It's almost time to commit cacticide again.
Among the plants on the old library table in my kitchen are a Christmas cactus and a Thanksgiving cactus. Well, supposedly it's a Thanksgiving cactus, but this past year it bloomed around Halloween and then again at Easter, so it appears to be a bit conflicted in its religious beliefs.
Both plants are thriving, to the point of getting too big for their pots. It's time to either repot them, trim them back severely, or consider even more drastic measures.
I've gone the repotting route before, and I know where it leads. First the plant outgrows a nice middle-sized pot, then a big one, and the next thing you know it's firmly established in a container the size of a coffee table that is too heavy to move. It's having illicit pot parties in the living room and you're too intimidated to say anything.
The last time that happened with the Christmas cactus, I finally took drastic action. I clipped off eight or ten substantial cuttings, started a new plant in a medium-sized pot, and after it was well established I lugged the old plant out onto the deck.
In January. A couple of days later we had a blizzard, and there the poor thing sat, the wind making its frozen fingers scratch against the glass door as if it were pleading to be taken back in. I felt like a murderer. It reminded me of the stories about Eskimos leaving old people out on the ice to die.

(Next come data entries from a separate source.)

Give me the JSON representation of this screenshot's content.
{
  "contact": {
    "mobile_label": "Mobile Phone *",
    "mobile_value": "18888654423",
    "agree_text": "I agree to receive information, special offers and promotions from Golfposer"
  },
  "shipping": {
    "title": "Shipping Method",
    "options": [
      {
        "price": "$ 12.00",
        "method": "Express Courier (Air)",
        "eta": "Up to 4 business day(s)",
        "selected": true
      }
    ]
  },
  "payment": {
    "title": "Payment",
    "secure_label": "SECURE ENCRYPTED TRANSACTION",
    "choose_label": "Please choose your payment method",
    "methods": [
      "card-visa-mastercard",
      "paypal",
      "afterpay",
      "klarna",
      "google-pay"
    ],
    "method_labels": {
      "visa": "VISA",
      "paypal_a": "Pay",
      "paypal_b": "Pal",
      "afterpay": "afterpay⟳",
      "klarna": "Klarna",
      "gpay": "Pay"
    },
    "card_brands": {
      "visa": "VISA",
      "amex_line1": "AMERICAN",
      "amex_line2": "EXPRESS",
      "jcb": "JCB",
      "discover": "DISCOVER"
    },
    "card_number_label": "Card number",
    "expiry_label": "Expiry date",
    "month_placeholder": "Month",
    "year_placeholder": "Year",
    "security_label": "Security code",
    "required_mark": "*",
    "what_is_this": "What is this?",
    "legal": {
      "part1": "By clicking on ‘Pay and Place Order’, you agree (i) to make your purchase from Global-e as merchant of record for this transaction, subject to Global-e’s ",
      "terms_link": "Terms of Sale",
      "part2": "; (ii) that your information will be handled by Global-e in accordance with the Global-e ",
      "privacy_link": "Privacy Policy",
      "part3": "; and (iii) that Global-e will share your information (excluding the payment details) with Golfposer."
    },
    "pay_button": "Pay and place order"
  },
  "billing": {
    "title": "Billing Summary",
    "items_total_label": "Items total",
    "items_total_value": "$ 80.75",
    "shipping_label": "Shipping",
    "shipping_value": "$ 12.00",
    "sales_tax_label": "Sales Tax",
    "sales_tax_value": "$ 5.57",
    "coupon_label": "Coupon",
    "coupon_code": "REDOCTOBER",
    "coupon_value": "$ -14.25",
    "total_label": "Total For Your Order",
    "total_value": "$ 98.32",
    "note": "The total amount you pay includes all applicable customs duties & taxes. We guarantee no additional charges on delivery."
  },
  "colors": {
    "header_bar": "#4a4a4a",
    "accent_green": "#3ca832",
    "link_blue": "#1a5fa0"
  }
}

Especially because that plant was so old. It had been part of my life for nearly 40 years, and part of the family for much longer. My plant was a gift from my mother when I moved into my first house. It started from cuttings from my grandmother's Christmas cactus. Hers bloomed magnificently every year and had grown into a majestic presence, its gnarled thick stalks growing out of a square wooden pot custom-made for it by my uncle. Grandma's plant, in turn, had come from one belonging to her cousin Minnie, which might well have begun with a gift of cuttings to her mother as early as about 1900.
So cutting back my Christmas cactus or restarting it isn't something to be done lightly. It has a venerable and honorable heritage. Of course, it has a promising future as well. The one I started from it for my daughter is flourishing in her living room.
If I do start a new plant and discard the older part of mine, it really wouldn't be cacticide. It's more like reincarnation.
No wonder the Thanksgiving cactus is so confused.